We will land in Munich at 9am local time and then take a shuttle to Salzburg. We’ll quarantine for a few days—we’re both people of abundant caution, and we have time—and then the work of it starts. I want to get the parts that might be hardest if we are travel-weary out of the way first, so we will head to Mauthausen and Berchtesgaden. We don’t bicker, really, when my research turns to the Nazi past, but we can each get a little touchy. Best, then, to get it out of the way.
I meant to go to Mauthausen on our last trip, and my friend J even flew over so I could have another Jew with me… but on the morning we meant to go, my heart just couldn’t, so instead we did the Sound of Music tour. It’s a very happy memory, but this time I’ll gird my loins and actually visit the death camp. I’ve been to Berchtesgaden, too, for a Christkindlmarkt. You can read about it in my essay, Christmas in Austria, from Still: A Journal. This time, we will tour the Eagle's Nest, which Dominik tells me mostly draws American tourists who are there in admiration.
All this, of course, happens as Putin commits atrocities in Ukraine and claims he is “denazifying” the country. And, in spite of its Jewish president, Ukraine—like, it seems, everywhere—does in fact have a few Nazis in its government. But, of course, so does Russia. And so, I’m afraid, do we.
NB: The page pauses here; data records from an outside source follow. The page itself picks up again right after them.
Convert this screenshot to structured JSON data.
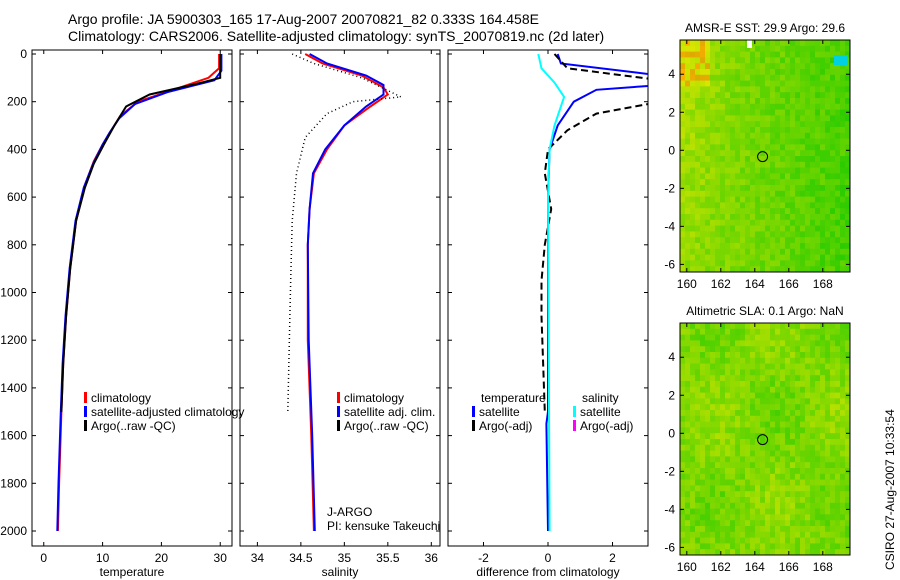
{
  "header": {
    "line1": "Argo profile: JA 5900303_165 17-Aug-2007 20070821_82 0.333S 164.458E",
    "line2": "Climatology: CARS2006. Satellite-adjusted climatology: synTS_20070819.nc (2d later)"
  },
  "side_label": "CSIRO 27-Aug-2007 10:33:54",
  "colors": {
    "clim": "#ff0000",
    "sat": "#0000ff",
    "argo": "#000000",
    "sal_sat": "#00ffff",
    "sal_argo": "#ff00ff"
  },
  "chart_data": [
    {
      "type": "line",
      "xlabel": "temperature",
      "xlim": [
        -2,
        32
      ],
      "ylim": [
        2050,
        0
      ],
      "yticks": [
        0,
        200,
        400,
        600,
        800,
        1000,
        1200,
        1400,
        1600,
        1800,
        2000
      ],
      "xticks": [
        0,
        10,
        20,
        30
      ],
      "legend": [
        "climatology",
        "satellite-adjusted climatology",
        "Argo(..raw -QC)"
      ],
      "series": [
        {
          "name": "climatology",
          "style": "clim",
          "points": [
            [
              29.8,
              0
            ],
            [
              29.8,
              60
            ],
            [
              28,
              100
            ],
            [
              22,
              150
            ],
            [
              16,
              200
            ],
            [
              13,
              260
            ],
            [
              11.5,
              320
            ],
            [
              10,
              380
            ],
            [
              8.5,
              450
            ],
            [
              7,
              550
            ],
            [
              5.5,
              700
            ],
            [
              4.5,
              900
            ],
            [
              3.8,
              1100
            ],
            [
              3.3,
              1300
            ],
            [
              3,
              1500
            ],
            [
              2.6,
              1800
            ],
            [
              2.4,
              2000
            ]
          ]
        },
        {
          "name": "satellite-adjusted climatology",
          "style": "sat",
          "points": [
            [
              30.2,
              0
            ],
            [
              30.2,
              70
            ],
            [
              29,
              110
            ],
            [
              21,
              160
            ],
            [
              15.5,
              210
            ],
            [
              12.8,
              270
            ],
            [
              11.2,
              330
            ],
            [
              10,
              380
            ],
            [
              8.4,
              460
            ],
            [
              6.8,
              560
            ],
            [
              5.4,
              700
            ],
            [
              4.4,
              900
            ],
            [
              3.7,
              1100
            ],
            [
              3.2,
              1300
            ],
            [
              2.9,
              1500
            ],
            [
              2.5,
              1800
            ],
            [
              2.3,
              2000
            ]
          ]
        },
        {
          "name": "Argo(..raw -QC)",
          "style": "argo",
          "points": [
            [
              30,
              0
            ],
            [
              30,
              100
            ],
            [
              26,
              125
            ],
            [
              18,
              170
            ],
            [
              14,
              220
            ],
            [
              12,
              300
            ],
            [
              10.2,
              380
            ],
            [
              8.5,
              460
            ],
            [
              7,
              560
            ],
            [
              5.5,
              700
            ],
            [
              4.5,
              900
            ],
            [
              3.8,
              1100
            ],
            [
              3.3,
              1300
            ],
            [
              3,
              1500
            ]
          ]
        }
      ]
    },
    {
      "type": "line",
      "xlabel": "salinity",
      "xlim": [
        33.8,
        36.1
      ],
      "ylim": [
        2050,
        0
      ],
      "xticks": [
        34,
        34.5,
        35,
        35.5,
        36
      ],
      "legend": [
        "climatology",
        "satellite adj. clim.",
        "Argo(..raw -QC)"
      ],
      "annotation": [
        "J-ARGO",
        "PI: kensuke Takeuchi"
      ],
      "series": [
        {
          "name": "climatology",
          "style": "clim",
          "points": [
            [
              34.55,
              0
            ],
            [
              34.75,
              40
            ],
            [
              35.2,
              90
            ],
            [
              35.45,
              140
            ],
            [
              35.5,
              170
            ],
            [
              35.3,
              220
            ],
            [
              35,
              300
            ],
            [
              34.8,
              400
            ],
            [
              34.65,
              500
            ],
            [
              34.6,
              650
            ],
            [
              34.58,
              800
            ],
            [
              34.58,
              1200
            ],
            [
              34.62,
              1600
            ],
            [
              34.65,
              2000
            ]
          ]
        },
        {
          "name": "satellite adj. clim.",
          "style": "sat",
          "points": [
            [
              34.6,
              0
            ],
            [
              34.8,
              40
            ],
            [
              35.25,
              90
            ],
            [
              35.45,
              130
            ],
            [
              35.45,
              170
            ],
            [
              35.25,
              220
            ],
            [
              35,
              300
            ],
            [
              34.78,
              400
            ],
            [
              34.64,
              500
            ],
            [
              34.6,
              650
            ],
            [
              34.58,
              800
            ],
            [
              34.59,
              1200
            ],
            [
              34.63,
              1600
            ],
            [
              34.66,
              2000
            ]
          ]
        },
        {
          "name": "Argo(..raw -QC)",
          "style": "argo",
          "dotted": true,
          "points": [
            [
              34.4,
              0
            ],
            [
              34.65,
              40
            ],
            [
              35.2,
              100
            ],
            [
              35.65,
              180
            ],
            [
              35.1,
              200
            ],
            [
              34.8,
              250
            ],
            [
              34.55,
              350
            ],
            [
              34.45,
              500
            ],
            [
              34.4,
              700
            ],
            [
              34.38,
              1000
            ],
            [
              34.35,
              1500
            ]
          ]
        }
      ]
    },
    {
      "type": "line",
      "xlabel": "difference from climatology",
      "xlim": [
        -3.1,
        3.1
      ],
      "ylim": [
        2050,
        0
      ],
      "xticks": [
        -2,
        0,
        2
      ],
      "legend": [
        "temperature",
        "satellite",
        "Argo(-adj)",
        "salinity",
        "satellite",
        "Argo(-adj)"
      ],
      "series": [
        {
          "name": "temperature satellite",
          "style": "sat",
          "points": [
            [
              0.3,
              0
            ],
            [
              0.4,
              40
            ],
            [
              3.5,
              90
            ],
            [
              3.5,
              130
            ],
            [
              1.5,
              150
            ],
            [
              0.8,
              200
            ],
            [
              0.3,
              300
            ],
            [
              0.05,
              400
            ],
            [
              0,
              600
            ],
            [
              0,
              1500
            ],
            [
              -0.05,
              1550
            ],
            [
              0,
              2000
            ]
          ]
        },
        {
          "name": "temperature Argo(-adj)",
          "style": "argo",
          "dashed": true,
          "points": [
            [
              0.2,
              0
            ],
            [
              0.6,
              60
            ],
            [
              3.5,
              110
            ],
            [
              3.5,
              200
            ],
            [
              1.5,
              250
            ],
            [
              0.6,
              320
            ],
            [
              0,
              400
            ],
            [
              -0.1,
              500
            ],
            [
              0.1,
              650
            ],
            [
              -0.1,
              800
            ],
            [
              -0.2,
              950
            ],
            [
              -0.2,
              1100
            ],
            [
              -0.1,
              1500
            ]
          ]
        },
        {
          "name": "salinity satellite",
          "style": "sal_sat",
          "points": [
            [
              -0.3,
              0
            ],
            [
              -0.2,
              60
            ],
            [
              0.2,
              120
            ],
            [
              0.5,
              180
            ],
            [
              0.2,
              300
            ],
            [
              0.05,
              400
            ],
            [
              0,
              600
            ],
            [
              0.05,
              2000
            ]
          ]
        }
      ]
    }
  ],
  "maps": [
    {
      "title": "AMSR-E SST: 29.9 Argo: 29.6",
      "xticks": [
        160,
        162,
        164,
        166,
        168
      ],
      "yticks": [
        4,
        2,
        0,
        -2,
        -4,
        -6
      ],
      "marker": [
        164.458,
        -0.333
      ]
    },
    {
      "title": "Altimetric SLA: 0.1 Argo: NaN",
      "xticks": [
        160,
        162,
        164,
        166,
        168
      ],
      "yticks": [
        4,
        2,
        0,
        -2,
        -4,
        -6
      ],
      "marker": [
        164.458,
        -0.333
      ]
    }
  ]
}
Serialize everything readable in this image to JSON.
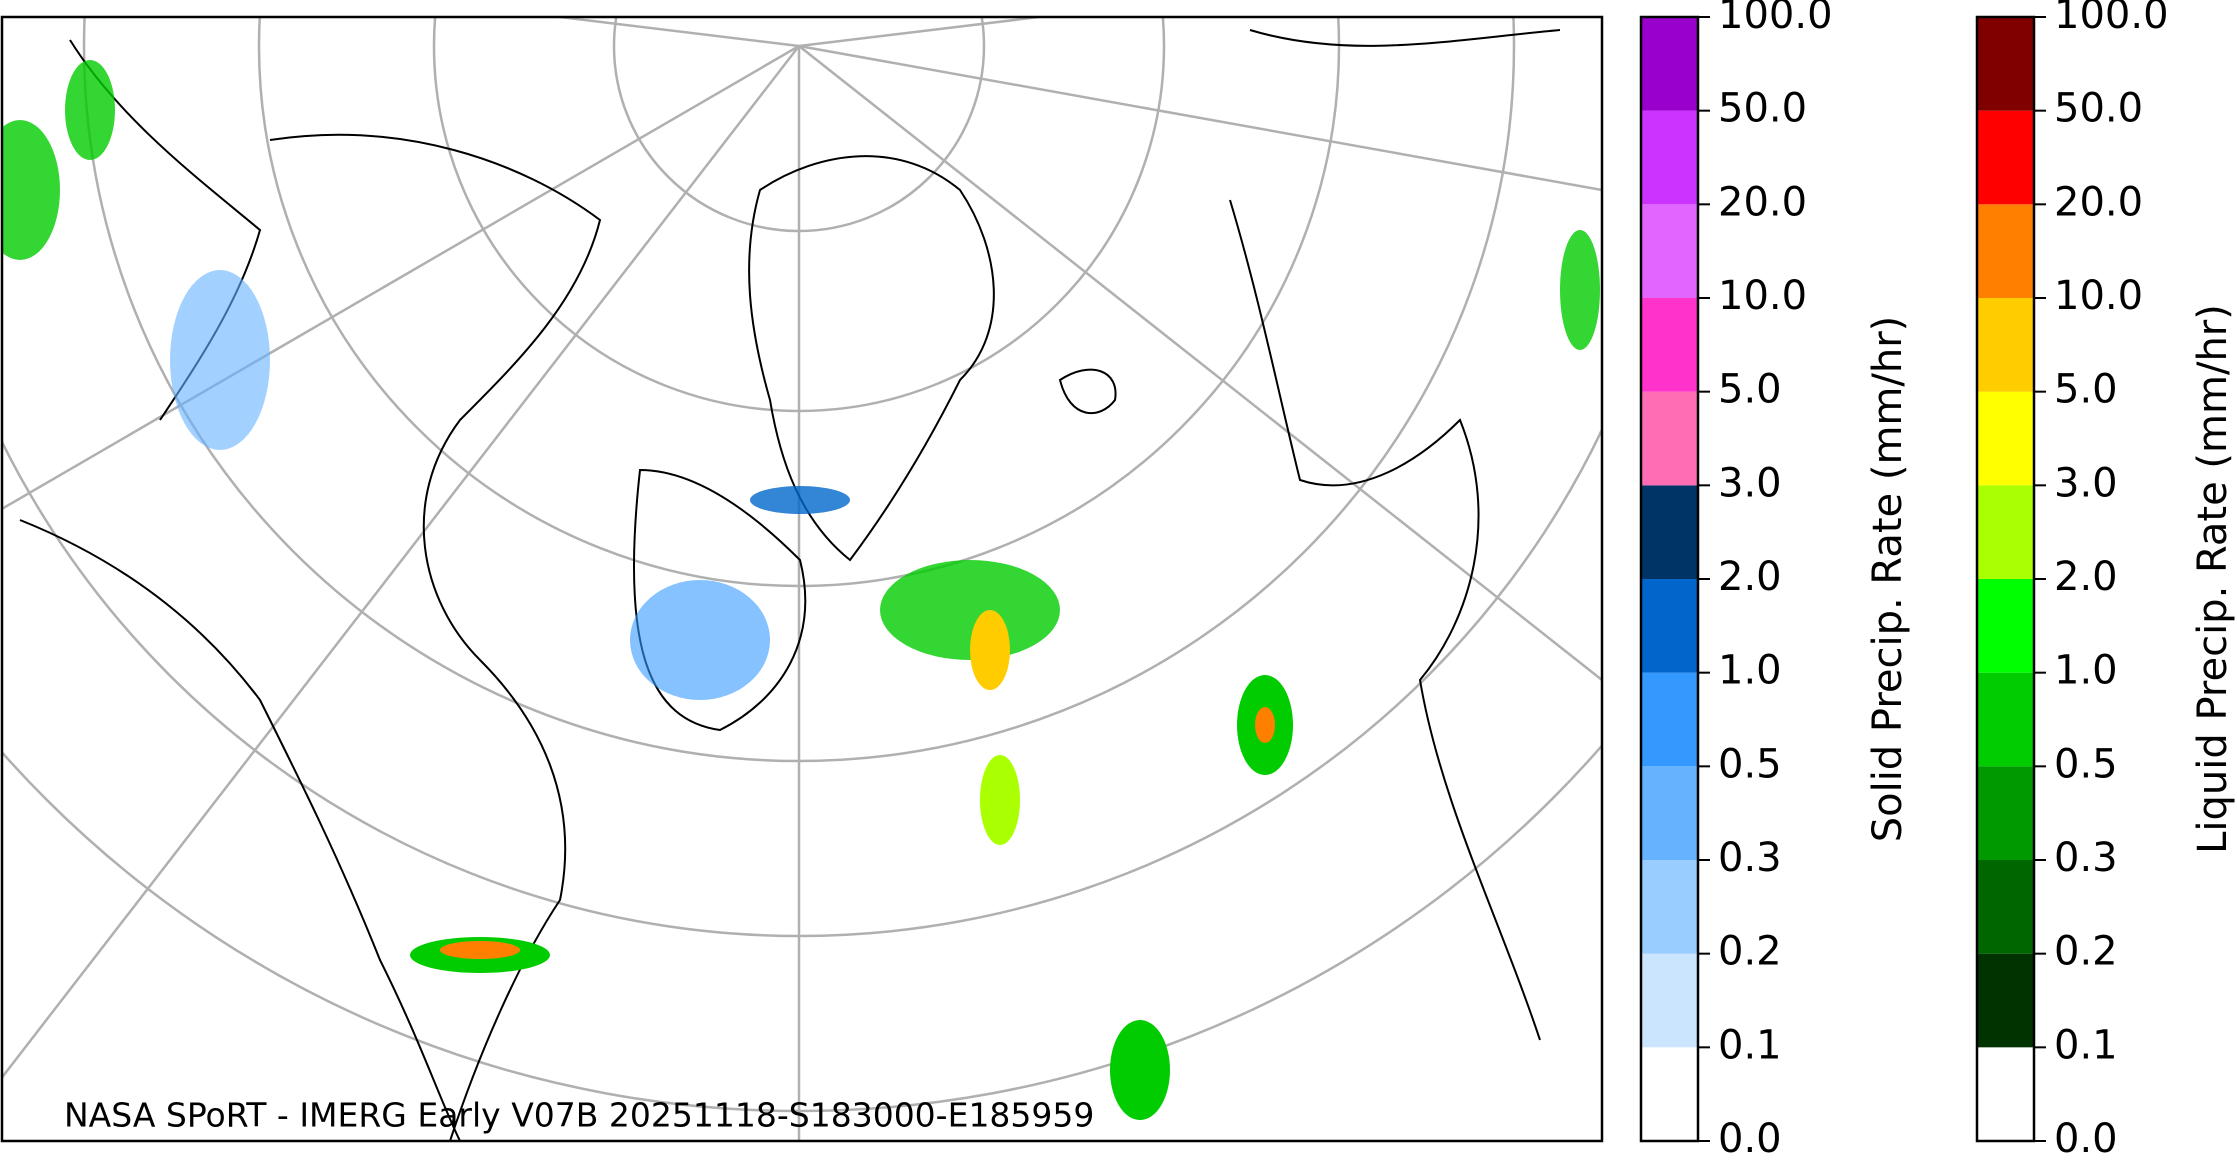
{
  "map": {
    "annotation": "NASA SPoRT - IMERG Early V07B 20251118-S183000-E185959"
  },
  "colorbars": [
    {
      "label": "Solid Precip. Rate (mm/hr)",
      "ticks": [
        {
          "value": 0,
          "label": "0.0"
        },
        {
          "value": 0.1,
          "label": "0.1"
        },
        {
          "value": 0.2,
          "label": "0.2"
        },
        {
          "value": 0.3,
          "label": "0.3"
        },
        {
          "value": 0.5,
          "label": "0.5"
        },
        {
          "value": 1,
          "label": "1.0"
        },
        {
          "value": 2,
          "label": "2.0"
        },
        {
          "value": 3,
          "label": "3.0"
        },
        {
          "value": 5,
          "label": "5.0"
        },
        {
          "value": 10,
          "label": "10.0"
        },
        {
          "value": 20,
          "label": "20.0"
        },
        {
          "value": 50,
          "label": "50.0"
        },
        {
          "value": 100,
          "label": "100.0"
        }
      ],
      "colors": [
        "#ffffff",
        "#cce5ff",
        "#99ccff",
        "#66b2ff",
        "#3399ff",
        "#0066cc",
        "#003366",
        "#ff6eb4",
        "#ff33cc",
        "#e066ff",
        "#cc33ff",
        "#9900cc"
      ]
    },
    {
      "label": "Liquid Precip. Rate (mm/hr)",
      "ticks": [
        {
          "value": 0,
          "label": "0.0"
        },
        {
          "value": 0.1,
          "label": "0.1"
        },
        {
          "value": 0.2,
          "label": "0.2"
        },
        {
          "value": 0.3,
          "label": "0.3"
        },
        {
          "value": 0.5,
          "label": "0.5"
        },
        {
          "value": 1,
          "label": "1.0"
        },
        {
          "value": 2,
          "label": "2.0"
        },
        {
          "value": 3,
          "label": "3.0"
        },
        {
          "value": 5,
          "label": "5.0"
        },
        {
          "value": 10,
          "label": "10.0"
        },
        {
          "value": 20,
          "label": "20.0"
        },
        {
          "value": 50,
          "label": "50.0"
        },
        {
          "value": 100,
          "label": "100.0"
        }
      ],
      "colors": [
        "#ffffff",
        "#003300",
        "#006600",
        "#009900",
        "#00cc00",
        "#00ff00",
        "#aaff00",
        "#ffff00",
        "#ffcc00",
        "#ff8000",
        "#ff0000",
        "#800000",
        "#400000"
      ]
    }
  ]
}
This book started out as something entirely different: an exploration of how Dominik's family—with its Nazi past—and I came to terms with, and then came to love, one another. But the idea of that book was only possible because I understood Naziism as an aberration in history, and my research quickly lead me to realize it was just a particularly horrific peak in a cycle that’s repeated for centuries.
After that, it became a book about teaching myself a history that has largely been hidden from me, though for the most loving reasons. Why would Lake or his brothers dwell on the horrors of European antisemitism when they’d brought them safely to America, the land where everyone was welcome and anything was possible? But we can’t protect ourselves from what we don’t know to look out for.
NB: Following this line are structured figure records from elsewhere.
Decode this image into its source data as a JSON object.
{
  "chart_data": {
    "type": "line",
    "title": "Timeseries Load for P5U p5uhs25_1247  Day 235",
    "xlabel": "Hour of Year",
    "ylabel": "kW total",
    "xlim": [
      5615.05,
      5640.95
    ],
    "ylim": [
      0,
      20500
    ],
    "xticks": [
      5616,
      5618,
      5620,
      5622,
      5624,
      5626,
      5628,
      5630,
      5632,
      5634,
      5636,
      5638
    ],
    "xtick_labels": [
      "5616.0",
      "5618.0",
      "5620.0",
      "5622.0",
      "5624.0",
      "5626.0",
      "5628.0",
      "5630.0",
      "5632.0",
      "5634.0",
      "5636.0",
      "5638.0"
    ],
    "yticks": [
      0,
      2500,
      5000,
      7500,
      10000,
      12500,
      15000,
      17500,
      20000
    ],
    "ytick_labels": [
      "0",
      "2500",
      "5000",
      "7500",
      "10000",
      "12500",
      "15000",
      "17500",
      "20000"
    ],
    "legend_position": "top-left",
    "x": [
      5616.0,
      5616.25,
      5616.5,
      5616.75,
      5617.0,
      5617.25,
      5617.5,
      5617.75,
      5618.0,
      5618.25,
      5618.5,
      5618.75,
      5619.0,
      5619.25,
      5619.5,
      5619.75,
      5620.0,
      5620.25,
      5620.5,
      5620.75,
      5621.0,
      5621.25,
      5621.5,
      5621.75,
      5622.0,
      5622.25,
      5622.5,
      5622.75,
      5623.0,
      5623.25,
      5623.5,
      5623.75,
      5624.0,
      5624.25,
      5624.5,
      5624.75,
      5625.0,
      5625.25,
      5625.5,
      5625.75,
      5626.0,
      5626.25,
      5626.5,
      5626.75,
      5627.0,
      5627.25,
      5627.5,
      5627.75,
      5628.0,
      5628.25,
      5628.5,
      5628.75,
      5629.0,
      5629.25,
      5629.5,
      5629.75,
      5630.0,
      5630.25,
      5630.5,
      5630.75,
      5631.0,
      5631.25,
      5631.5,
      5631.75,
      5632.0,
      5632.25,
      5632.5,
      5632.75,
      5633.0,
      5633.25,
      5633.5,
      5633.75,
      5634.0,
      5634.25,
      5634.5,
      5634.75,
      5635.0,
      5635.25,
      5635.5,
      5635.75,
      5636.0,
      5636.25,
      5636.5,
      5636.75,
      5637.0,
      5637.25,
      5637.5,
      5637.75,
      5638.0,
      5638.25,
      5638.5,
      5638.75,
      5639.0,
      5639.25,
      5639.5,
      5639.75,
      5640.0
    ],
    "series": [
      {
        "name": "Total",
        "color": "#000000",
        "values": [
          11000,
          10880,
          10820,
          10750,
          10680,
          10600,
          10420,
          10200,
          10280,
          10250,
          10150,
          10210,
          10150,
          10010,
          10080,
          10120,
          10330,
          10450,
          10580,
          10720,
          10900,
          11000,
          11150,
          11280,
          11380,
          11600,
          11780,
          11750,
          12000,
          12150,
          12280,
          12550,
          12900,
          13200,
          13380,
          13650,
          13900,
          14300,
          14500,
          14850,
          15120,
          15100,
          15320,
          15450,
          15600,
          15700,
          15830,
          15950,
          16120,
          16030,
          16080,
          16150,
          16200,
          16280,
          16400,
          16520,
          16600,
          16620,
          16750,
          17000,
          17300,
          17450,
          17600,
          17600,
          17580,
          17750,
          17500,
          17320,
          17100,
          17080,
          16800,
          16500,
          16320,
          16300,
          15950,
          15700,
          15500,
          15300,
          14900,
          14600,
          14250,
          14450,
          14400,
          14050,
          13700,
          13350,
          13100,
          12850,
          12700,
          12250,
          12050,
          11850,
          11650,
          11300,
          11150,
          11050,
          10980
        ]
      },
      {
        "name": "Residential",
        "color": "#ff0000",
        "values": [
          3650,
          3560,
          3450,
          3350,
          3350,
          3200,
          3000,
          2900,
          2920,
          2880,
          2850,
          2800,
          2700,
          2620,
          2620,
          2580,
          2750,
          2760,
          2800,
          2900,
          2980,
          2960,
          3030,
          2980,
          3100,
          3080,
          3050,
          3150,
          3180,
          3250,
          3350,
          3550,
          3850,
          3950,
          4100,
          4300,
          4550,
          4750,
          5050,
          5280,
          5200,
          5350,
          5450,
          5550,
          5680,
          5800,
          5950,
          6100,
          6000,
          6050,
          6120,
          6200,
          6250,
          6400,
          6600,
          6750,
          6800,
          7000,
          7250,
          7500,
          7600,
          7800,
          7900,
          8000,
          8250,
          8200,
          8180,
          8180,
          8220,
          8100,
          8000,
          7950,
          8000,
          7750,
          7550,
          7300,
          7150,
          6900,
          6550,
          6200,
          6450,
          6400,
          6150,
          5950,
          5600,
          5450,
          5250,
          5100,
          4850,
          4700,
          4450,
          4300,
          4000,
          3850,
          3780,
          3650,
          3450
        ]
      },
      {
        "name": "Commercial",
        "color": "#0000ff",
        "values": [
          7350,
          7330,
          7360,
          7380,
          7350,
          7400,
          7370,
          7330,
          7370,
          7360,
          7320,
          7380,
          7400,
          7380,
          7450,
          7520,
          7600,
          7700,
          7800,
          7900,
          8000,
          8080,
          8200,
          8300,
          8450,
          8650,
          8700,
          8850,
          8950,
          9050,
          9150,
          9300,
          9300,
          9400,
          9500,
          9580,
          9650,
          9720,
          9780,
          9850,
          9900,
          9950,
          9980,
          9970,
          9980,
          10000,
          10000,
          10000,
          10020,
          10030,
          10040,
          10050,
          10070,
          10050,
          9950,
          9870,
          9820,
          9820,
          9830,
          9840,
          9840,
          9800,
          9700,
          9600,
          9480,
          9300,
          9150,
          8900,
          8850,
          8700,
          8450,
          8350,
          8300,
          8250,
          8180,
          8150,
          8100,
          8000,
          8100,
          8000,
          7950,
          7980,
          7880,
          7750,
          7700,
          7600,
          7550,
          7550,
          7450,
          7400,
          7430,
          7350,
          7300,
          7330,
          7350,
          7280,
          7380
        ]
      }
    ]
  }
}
And so we’ll go to Mauthausen and Berchtesgaden, but also to the Jewish museums in Vienna and Vilnius to read about the cycles of “tolerance” and expulsion, and to towns that are now just memorial sites with every murdered town member's name on a plaque, and other places we don’t yet know we need to visit.
Thank you for joining me on this journey.
Safe travels, y’all. I admire your courage.
I and, I’m thinking, so many others are with you the best we can be on this journey.